The standoff in Oregon between armed protestors and law enforcement has reportedly come to an end. The only remaining occupiers of the Malheur Wildlife Refuge turned themselves in to the FBI on Feb. 11.
The occupation of a wildlife refuge in Oregon by armed anti-government protestors had lasted 41 days, reports the Daily Mail.
Three of the last four occupiers peacefully surrendered to the FBI after 9:30 a.m., reports The New York Times. The three militants reportedly called out that they were unarmed and had their hands up, and did not resist arrest by law enforcement.
The last armed occupant of the federal wildlife refuge, David Fry, initially refused to surrender. Fry listed grievances and accusations against the federal government, and said that he was suicidal.
“I declare war against the federal government,” Fry said. “I’ve peacefully voted and nothing is ever done.”

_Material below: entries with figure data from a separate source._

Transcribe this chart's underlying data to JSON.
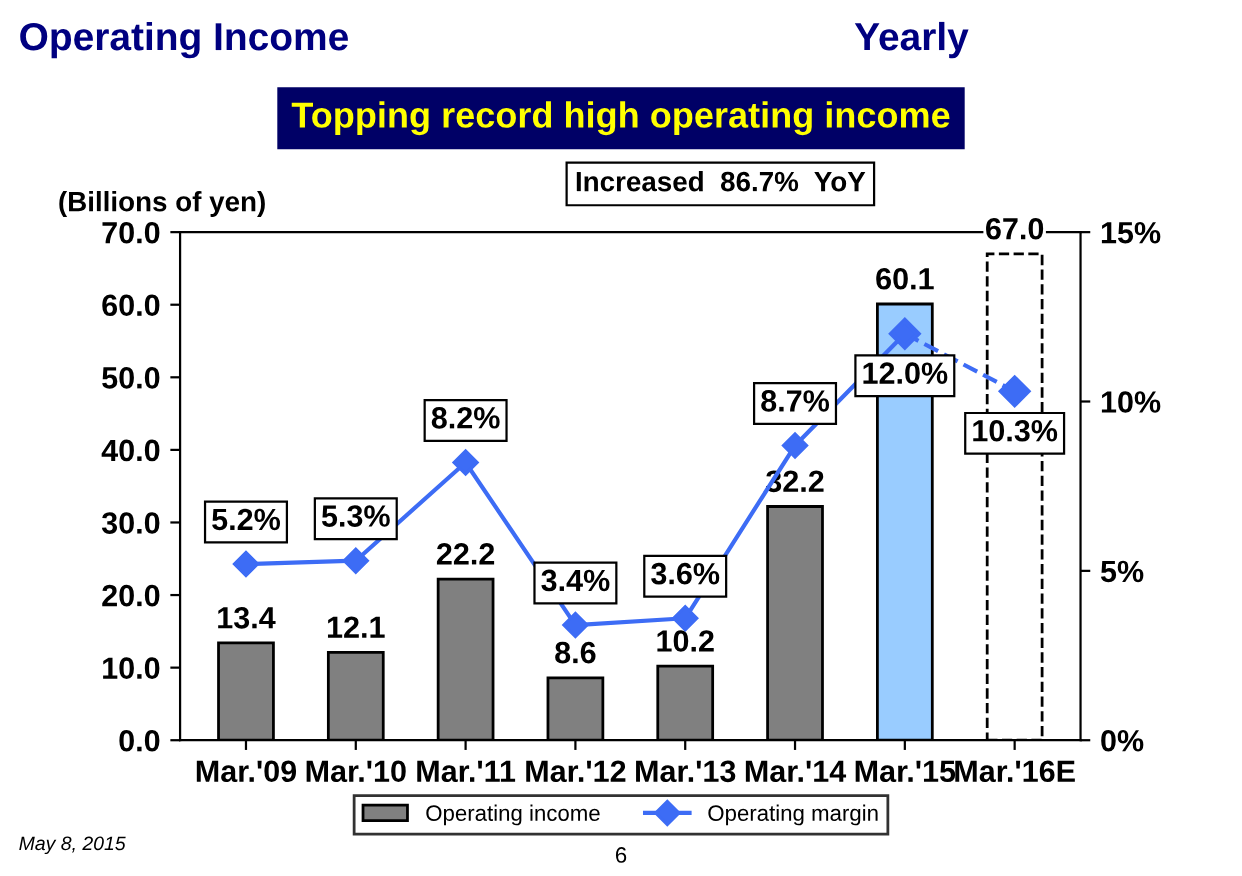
{
  "chart_data": {
    "type": "bar",
    "title": "Operating Income",
    "subtitle": "Topping record high operating income",
    "ylabel": "(Billions of yen)",
    "categories": [
      "Mar.'09",
      "Mar.'10",
      "Mar.'11",
      "Mar.'12",
      "Mar.'13",
      "Mar.'14",
      "Mar.'15",
      "Mar.'16E"
    ],
    "series": [
      {
        "name": "Operating income",
        "color": "#808080",
        "colors": [
          "#808080",
          "#808080",
          "#808080",
          "#808080",
          "#808080",
          "#808080",
          "#99ccff",
          "#808080"
        ],
        "values": [
          13.4,
          12.1,
          22.2,
          8.6,
          10.2,
          32.2,
          60.1,
          null
        ],
        "value_labels": [
          "13.4",
          "12.1",
          "22.2",
          "8.6",
          "10.2",
          "32.2",
          "60.1",
          null
        ]
      },
      {
        "color": "#ffffff",
        "line_style": "dashed",
        "values": [
          null,
          null,
          null,
          null,
          null,
          null,
          null,
          67.0
        ],
        "value_labels": [
          null,
          null,
          null,
          null,
          null,
          null,
          null,
          "67.0"
        ]
      },
      {
        "name": "Operating margin",
        "type": "line",
        "axis": "y2",
        "color": "#3d6cf5",
        "marker": "diamond",
        "line_style": "solid",
        "values": [
          5.2,
          5.3,
          8.2,
          3.4,
          3.6,
          8.7,
          12.0,
          null
        ],
        "value_labels": [
          "5.2%",
          "5.3%",
          "8.2%",
          "3.4%",
          "3.6%",
          "8.7%",
          "12.0%",
          null
        ]
      },
      {
        "type": "line",
        "axis": "y2",
        "color": "#3d6cf5",
        "marker": "diamond",
        "line_style": "dashed",
        "values": [
          null,
          null,
          null,
          null,
          null,
          null,
          12.0,
          10.3
        ],
        "value_labels": [
          null,
          null,
          null,
          null,
          null,
          null,
          null,
          "10.3%"
        ]
      }
    ],
    "ylim": [
      0,
      70
    ],
    "yticks": [
      {
        "value": 0,
        "label": "0.0"
      },
      {
        "value": 10,
        "label": "10.0"
      },
      {
        "value": 20,
        "label": "20.0"
      },
      {
        "value": 30,
        "label": "30.0"
      },
      {
        "value": 40,
        "label": "40.0"
      },
      {
        "value": 50,
        "label": "50.0"
      },
      {
        "value": 60,
        "label": "60.0"
      },
      {
        "value": 70,
        "label": "70.0"
      }
    ],
    "y2lim": [
      0,
      15
    ],
    "y2ticks": [
      {
        "value": 0,
        "label": "0%"
      },
      {
        "value": 5,
        "label": "5%"
      },
      {
        "value": 10,
        "label": "10%"
      },
      {
        "value": 15,
        "label": "15%"
      }
    ],
    "annotations": [
      "Yearly",
      "Increased  86.7%  YoY",
      "May 8, 2015",
      "6"
    ],
    "grid": false,
    "legend": "bottom"
  }
}
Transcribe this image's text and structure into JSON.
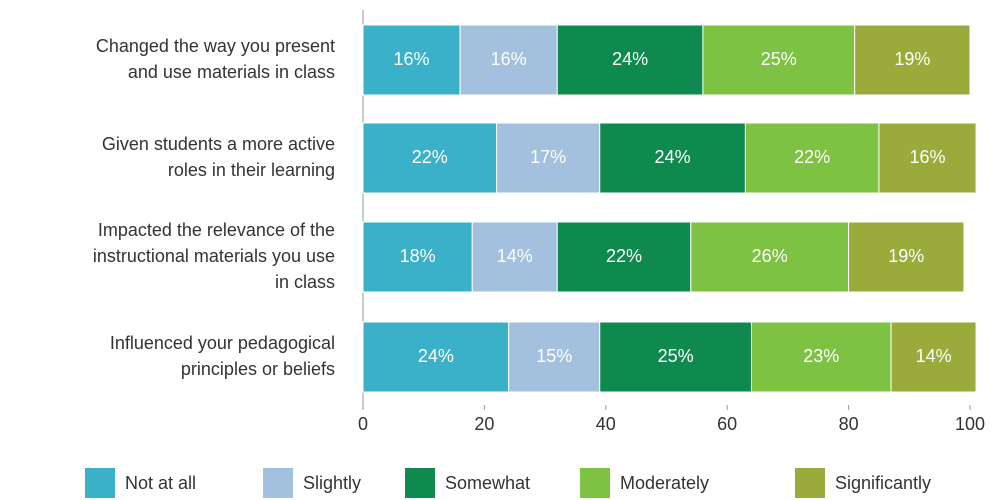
{
  "chart_data": {
    "type": "bar",
    "orientation": "horizontal",
    "stacked": true,
    "categories": [
      "Changed the way you present\nand use materials in class",
      "Given students a more active\nroles in their learning",
      "Impacted the relevance of the\ninstructional materials you use\nin class",
      "Influenced your pedagogical\nprinciples or beliefs"
    ],
    "series": [
      {
        "name": "Not at all",
        "color": "#3bb1c9",
        "values": [
          16,
          22,
          18,
          24
        ],
        "value_labels": [
          "16%",
          "22%",
          "18%",
          "24%"
        ]
      },
      {
        "name": "Slightly",
        "color": "#a3c1de",
        "values": [
          16,
          17,
          14,
          15
        ],
        "value_labels": [
          "16%",
          "17%",
          "14%",
          "15%"
        ]
      },
      {
        "name": "Somewhat",
        "color": "#0f8a4f",
        "values": [
          24,
          24,
          22,
          25
        ],
        "value_labels": [
          "24%",
          "24%",
          "22%",
          "25%"
        ]
      },
      {
        "name": "Moderately",
        "color": "#7dc242",
        "values": [
          25,
          22,
          26,
          23
        ],
        "value_labels": [
          "25%",
          "22%",
          "26%",
          "23%"
        ]
      },
      {
        "name": "Significantly",
        "color": "#9aab3c",
        "values": [
          19,
          16,
          19,
          14
        ],
        "value_labels": [
          "19%",
          "16%",
          "19%",
          "14%"
        ]
      }
    ],
    "xlim": [
      0,
      100
    ],
    "xticks": [
      0,
      20,
      40,
      60,
      80,
      100
    ],
    "legend": "bottom"
  }
}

Fry reportedly talked to thousands of listeners in an online, live streamed exchange. He was being urged to hand himself in peacefully by supporters, including Nevada legislator Michele Fiore. The live stream continued for several hours, reports CNN.
“A dead man can’t talk, a dead man can’t write. We just have to stay together, stay alive,” Fiore said.
Fry eventually turned himself in peacefully about one hour after the other three armed occupiers.
The arrests of the last four occupiers of the Oregon wildlife refuge followed the arrest of Cliven Bundy, a prominent anti-government activist, on Feb. 10. Bundy led another armed stalemate between protestors and law enforcement in Nevada in 2014.
All of the 16 antigovernment protestors arrested in Oregon are currently being charged with conspiracy to impede federal officers.
The armed occupiers were reportedly acting on a historical opposition of ranchers to federal land management policy in the West. The protestors were hoping to incite a mass movement of disaffected ranchers, which never came into being.